Initial reports had indicated that median survival in patients with WAS is 20 years of age . Death is mostly caused by hemorrhage, malignancy and severe infection. Conservative management includes prompt and aggressive treatment of infections, immunoglobulin replacement therapy in patients with antibody deficiency, immunosuppressive drugs for autoimmune manifestations, surveillance for tumors, and anti-CD20 monoclonal antibody in patients with EBV lymphoproliferative disease. In the past, elective splenectomy has been used to reverse the thrombocytopenia, resulting in significant increase of the platelet count in up to 85% of the patients. However, a significant fraction of patients (15%) develop chronic ITP after splenectomy. Furthermore, splenectomy in WAS leads to increased risk of invasive pyogenic infections even in patients who receive antimicrobial prophylaxis. For this reason, many no longer considered splenectomy to be part of the routine therapeutic plan .

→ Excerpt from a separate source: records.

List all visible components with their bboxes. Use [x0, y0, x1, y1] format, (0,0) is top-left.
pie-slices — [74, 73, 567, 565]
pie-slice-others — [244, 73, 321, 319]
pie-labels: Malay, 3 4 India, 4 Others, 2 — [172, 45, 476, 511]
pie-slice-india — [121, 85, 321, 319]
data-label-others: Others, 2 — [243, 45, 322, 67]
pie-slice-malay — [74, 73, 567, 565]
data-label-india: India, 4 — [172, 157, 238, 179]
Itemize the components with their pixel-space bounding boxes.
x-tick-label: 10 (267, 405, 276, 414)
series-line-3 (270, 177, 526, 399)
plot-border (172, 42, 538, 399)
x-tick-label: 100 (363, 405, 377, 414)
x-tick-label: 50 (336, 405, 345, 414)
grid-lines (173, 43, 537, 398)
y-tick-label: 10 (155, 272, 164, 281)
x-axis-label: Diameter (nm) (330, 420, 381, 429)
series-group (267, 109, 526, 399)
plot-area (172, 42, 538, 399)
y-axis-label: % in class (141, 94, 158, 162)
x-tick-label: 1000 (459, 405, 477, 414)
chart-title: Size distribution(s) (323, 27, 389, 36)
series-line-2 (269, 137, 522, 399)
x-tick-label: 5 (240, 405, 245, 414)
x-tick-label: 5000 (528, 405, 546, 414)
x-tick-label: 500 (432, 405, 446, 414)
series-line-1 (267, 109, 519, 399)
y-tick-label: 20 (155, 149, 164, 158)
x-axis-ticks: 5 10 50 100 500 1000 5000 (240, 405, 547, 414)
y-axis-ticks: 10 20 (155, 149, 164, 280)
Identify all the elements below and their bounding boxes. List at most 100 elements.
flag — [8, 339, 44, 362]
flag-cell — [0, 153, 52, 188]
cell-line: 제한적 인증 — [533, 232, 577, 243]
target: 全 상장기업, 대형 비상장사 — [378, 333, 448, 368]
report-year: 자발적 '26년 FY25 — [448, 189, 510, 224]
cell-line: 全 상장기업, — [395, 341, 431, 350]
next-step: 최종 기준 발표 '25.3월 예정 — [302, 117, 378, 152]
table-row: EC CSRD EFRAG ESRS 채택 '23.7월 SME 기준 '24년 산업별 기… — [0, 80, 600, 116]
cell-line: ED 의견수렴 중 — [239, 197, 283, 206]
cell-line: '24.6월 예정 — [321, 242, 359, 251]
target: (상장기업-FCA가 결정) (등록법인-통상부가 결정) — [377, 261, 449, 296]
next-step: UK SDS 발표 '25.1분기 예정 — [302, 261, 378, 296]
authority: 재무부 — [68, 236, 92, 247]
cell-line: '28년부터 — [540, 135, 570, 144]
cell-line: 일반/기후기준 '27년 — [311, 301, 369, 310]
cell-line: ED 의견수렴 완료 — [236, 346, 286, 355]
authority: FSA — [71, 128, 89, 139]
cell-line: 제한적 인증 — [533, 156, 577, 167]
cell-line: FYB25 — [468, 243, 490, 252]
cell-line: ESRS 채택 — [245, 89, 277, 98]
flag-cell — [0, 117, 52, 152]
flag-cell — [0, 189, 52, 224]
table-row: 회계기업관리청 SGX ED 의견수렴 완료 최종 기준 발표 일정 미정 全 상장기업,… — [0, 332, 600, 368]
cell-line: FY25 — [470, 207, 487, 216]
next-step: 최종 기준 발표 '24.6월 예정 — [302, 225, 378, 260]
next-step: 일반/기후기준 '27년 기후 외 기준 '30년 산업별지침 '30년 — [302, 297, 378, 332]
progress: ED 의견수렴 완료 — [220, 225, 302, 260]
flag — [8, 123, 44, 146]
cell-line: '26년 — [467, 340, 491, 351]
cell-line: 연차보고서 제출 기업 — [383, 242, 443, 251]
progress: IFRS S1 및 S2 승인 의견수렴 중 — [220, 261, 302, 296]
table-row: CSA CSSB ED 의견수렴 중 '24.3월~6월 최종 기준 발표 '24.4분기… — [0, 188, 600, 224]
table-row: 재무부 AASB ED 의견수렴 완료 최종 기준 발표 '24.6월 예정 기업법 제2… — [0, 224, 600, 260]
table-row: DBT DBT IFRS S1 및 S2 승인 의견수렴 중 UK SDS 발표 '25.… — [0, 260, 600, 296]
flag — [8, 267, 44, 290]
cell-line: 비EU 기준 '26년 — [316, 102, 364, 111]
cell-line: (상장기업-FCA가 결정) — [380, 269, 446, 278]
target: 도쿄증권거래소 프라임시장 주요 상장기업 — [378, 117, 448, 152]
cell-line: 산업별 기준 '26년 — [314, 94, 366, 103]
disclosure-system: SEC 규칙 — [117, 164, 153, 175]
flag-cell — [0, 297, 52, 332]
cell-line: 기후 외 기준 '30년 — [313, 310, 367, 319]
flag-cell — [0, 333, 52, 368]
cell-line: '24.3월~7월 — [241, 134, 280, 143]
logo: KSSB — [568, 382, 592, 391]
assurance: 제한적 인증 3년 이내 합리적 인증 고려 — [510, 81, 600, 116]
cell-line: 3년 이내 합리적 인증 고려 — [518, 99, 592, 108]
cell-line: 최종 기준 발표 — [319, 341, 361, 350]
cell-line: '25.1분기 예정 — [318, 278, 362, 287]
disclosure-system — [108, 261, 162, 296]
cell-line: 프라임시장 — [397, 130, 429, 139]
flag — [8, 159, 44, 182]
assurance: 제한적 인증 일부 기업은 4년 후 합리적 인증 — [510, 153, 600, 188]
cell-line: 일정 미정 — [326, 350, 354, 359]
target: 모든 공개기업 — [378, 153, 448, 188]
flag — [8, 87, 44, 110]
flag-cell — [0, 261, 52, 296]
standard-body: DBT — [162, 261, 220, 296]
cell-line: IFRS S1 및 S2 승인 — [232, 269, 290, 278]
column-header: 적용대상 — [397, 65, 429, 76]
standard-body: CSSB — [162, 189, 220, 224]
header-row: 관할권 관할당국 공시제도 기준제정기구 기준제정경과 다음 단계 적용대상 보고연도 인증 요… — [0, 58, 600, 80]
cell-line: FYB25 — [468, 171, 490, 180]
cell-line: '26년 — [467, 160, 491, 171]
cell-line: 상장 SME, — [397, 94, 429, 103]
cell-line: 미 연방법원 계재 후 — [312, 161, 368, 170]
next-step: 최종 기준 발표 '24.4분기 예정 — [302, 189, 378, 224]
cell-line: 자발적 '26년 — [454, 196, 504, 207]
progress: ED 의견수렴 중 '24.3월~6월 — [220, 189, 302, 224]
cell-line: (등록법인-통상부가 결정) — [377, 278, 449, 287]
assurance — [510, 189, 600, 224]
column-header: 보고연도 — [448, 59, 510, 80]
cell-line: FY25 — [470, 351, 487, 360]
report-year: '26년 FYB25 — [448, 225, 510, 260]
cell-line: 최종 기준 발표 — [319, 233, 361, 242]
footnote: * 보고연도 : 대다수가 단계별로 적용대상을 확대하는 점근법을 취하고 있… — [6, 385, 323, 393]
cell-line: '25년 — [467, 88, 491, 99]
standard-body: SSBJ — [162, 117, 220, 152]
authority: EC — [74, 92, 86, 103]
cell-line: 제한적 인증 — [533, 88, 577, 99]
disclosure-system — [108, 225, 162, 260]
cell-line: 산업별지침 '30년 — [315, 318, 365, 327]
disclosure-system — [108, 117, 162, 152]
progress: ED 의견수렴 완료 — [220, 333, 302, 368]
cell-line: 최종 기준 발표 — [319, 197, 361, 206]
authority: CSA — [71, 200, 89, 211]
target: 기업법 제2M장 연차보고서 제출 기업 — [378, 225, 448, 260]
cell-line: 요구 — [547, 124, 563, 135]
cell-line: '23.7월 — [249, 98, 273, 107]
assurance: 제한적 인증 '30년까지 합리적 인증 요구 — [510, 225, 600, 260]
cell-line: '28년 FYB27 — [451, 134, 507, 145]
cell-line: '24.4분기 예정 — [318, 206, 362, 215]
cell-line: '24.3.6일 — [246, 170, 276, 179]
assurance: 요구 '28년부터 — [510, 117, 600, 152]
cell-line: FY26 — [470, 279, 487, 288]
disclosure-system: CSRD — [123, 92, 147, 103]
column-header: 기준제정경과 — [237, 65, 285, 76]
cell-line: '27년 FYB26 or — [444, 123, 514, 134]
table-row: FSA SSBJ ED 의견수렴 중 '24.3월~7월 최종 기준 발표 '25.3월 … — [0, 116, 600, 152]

In spite of advances in diagnosis and clinical care, patients with severe disease (in particular, those who fail to express WASp) continue to have poor survival. In one recent study, the 20-year probability of overall survival was 0% for patients who fail to express WASp vs. 92.3% among those who express reduced levels of normal-sized protein . These data emphasize the importance of considering hematopoietic cell transplantation (HCT) in the treatment of WAS, especially for patients with more severe forms of the disease.